The Revolt Of Islam was his favorite book and he always wanted to bring in a similar world-change. He appeared for an Indian Civil Service exam and scored high, winning for himself a stipend for the probationary period. Yet for him these were trying times financially as his father was sending in lesser and lesser money. He went without dinner for two years with a slice or two of bread and a cup of tea in the morning and a sausage in the evening. He had no overcoat to protect him, nor any heating arrangement where he slept.

He continued as an I.C.S probationer along with his studies in classics for he had won an open scholarship for classics at the King’s college. He never got to gain full membership in the Indian Civil Service. The main stipulations to be qualified for the I.CS was to pass an exam in horseback riding. Civil servant's career was passed touring remote areas on horsebacks. Aurobindo fell of the horse for the first examination and did not report for the rest of them as a result of which he was thrown out of the commission.

He did not want to join British Government Service and since he did not want to upset his father by leaving it, he sought a way to be thrown out. The passion of freedom and country had gained strength in him. It was then that he obtained a job with the Maharaja of Baroda, Sayajirao Gaekwar, for RS 200 a month which was a pittance for a man of his qualification. Aurobindo’s father had died at that time of heartbreak believing his son to have sunk with the ship Roumania which he was to sail on, to India, but did not, just to stay back for the riding test.

Aurobindo then moved to Baroda and started his career as a revenue-department trainee (1893) and rose to be Vice-Principal of Baroda College. Career meant little to him as all his interest lay with literature, politics, philosophy and yoga. Of a small family besides his sister and grandfather. His mother was mentally unwell oblivious to the world.

In 1901 he wed Mrinalini who was 14 years younger to him. Theirs was a marriage marked by many intervals of physical separation as she was unable to live in a place where no one spoke her mother tongue. Besides, a famine struck Gujurat followed by a bubonic plague forcing her to depart. In Aurobindo’s own words to his Father-in-law “ I am afraid I shall never be good for much in the way of domestic virtues. I have tried, very ineffectively, to do some part of my duty as a son, a brother and a husband, but there is something too strong in me which forces me to subordinate everything else to it.”

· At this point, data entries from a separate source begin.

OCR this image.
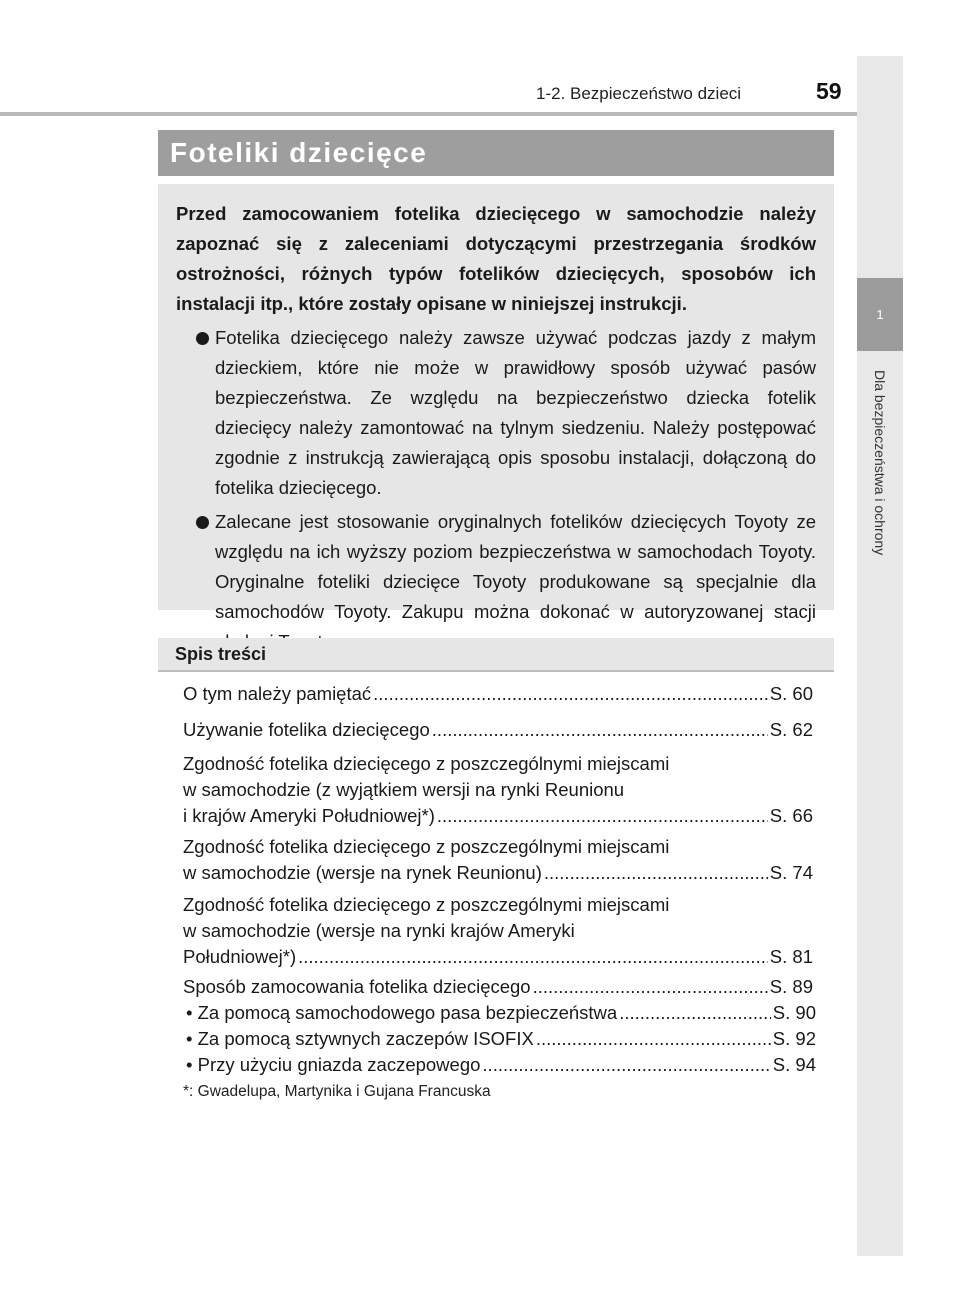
1
Dla bezpieczeństwa i ochrony
1-2. Bezpieczeństwo dzieci	59
Foteliki dziecięce

Przed zamocowaniem fotelika dziecięcego w samochodzie należy zapoznać się z zaleceniami dotyczącymi przestrzegania środków ostrożności, różnych typów fotelików dziecięcych, sposobów ich instalacji itp., które zostały opisane w niniejszej instrukcji.

Fotelika dziecięcego należy zawsze używać podczas jazdy z małym dzieckiem, które nie może w prawidłowy sposób używać pasów bezpieczeństwa. Ze względu na bezpieczeństwo dziecka fotelik dziecięcy należy zamontować na tylnym siedzeniu. Należy postępować zgodnie z instrukcją zawierającą opis sposobu instalacji, dołączoną do fotelika dziecięcego.
Zalecane jest stosowanie oryginalnych fotelików dziecięcych Toyoty ze względu na ich wyższy poziom bezpieczeństwa w samochodach Toyoty. Oryginalne foteliki dziecięce Toyoty produkowane są specjalnie dla samochodów Toyoty. Zakupu można dokonać w autoryzowanej stacji
Spis treści
O tym należy pamiętać .....	S. 60
Używanie fotelika dziecięcego .....	S. 62
Zgodność fotelika dziecięcego z poszczególnymi miejscami
w samochodzie (z wyjątkiem wersji na rynki Reunionu
i krajów Ameryki Południowej*) .....	S. 66
Zgodność fotelika dziecięcego z poszczególnymi miejscami
w samochodzie (wersje na rynek Reunionu) .....	S. 74
Zgodność fotelika dziecięcego z poszczególnymi miejscami
w samochodzie (wersje na rynki krajów Ameryki
Południowej*) .....	S. 81
Sposób zamocowania fotelika dziecięcego .....	S. 89
• Za pomocą samochodowego pasa bezpieczeństwa .....	S. 90
• Za pomocą sztywnych zaczepów ISOFIX .....	S. 92
• Przy użyciu gniazda zaczepowego .....	S. 94
*: Gwadelupa, Martynika i Gujana Francuska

Aurobindo was originally a Poet and a Politician and not a philosopher. His philosophy grew out of his yoga. Twenty two year old Aurobindo emerged as a strong critic of the Indian National Congress for their subordination to the British. His political career started off with his letters of criticism in “ Indu Prakash” of Bombay in 1893 under the title “New Lamps For the old”. His involvement with Indian Politics and freedom fighting was very deep.

He said that the true enemy was not the British. ”Our actual enemy is not any force exterior to ourselves, but our own weaknesses,..Cowardice,..selfishness.. purblind sentimentalism”This came to be known as the policy of self-help. Aurobindo was involved in both open political agitation and secret revolutionary activity. He worked primarily as a political journalist. He gained popularity when a warrant was served against him as editor of the journal ‘Bande Mataram’. The trial made headlines and he was found innocent as all evidence that he was the editor was destroyed and there were no testimonies either. He was too valuable to be allowed to spend time in jail.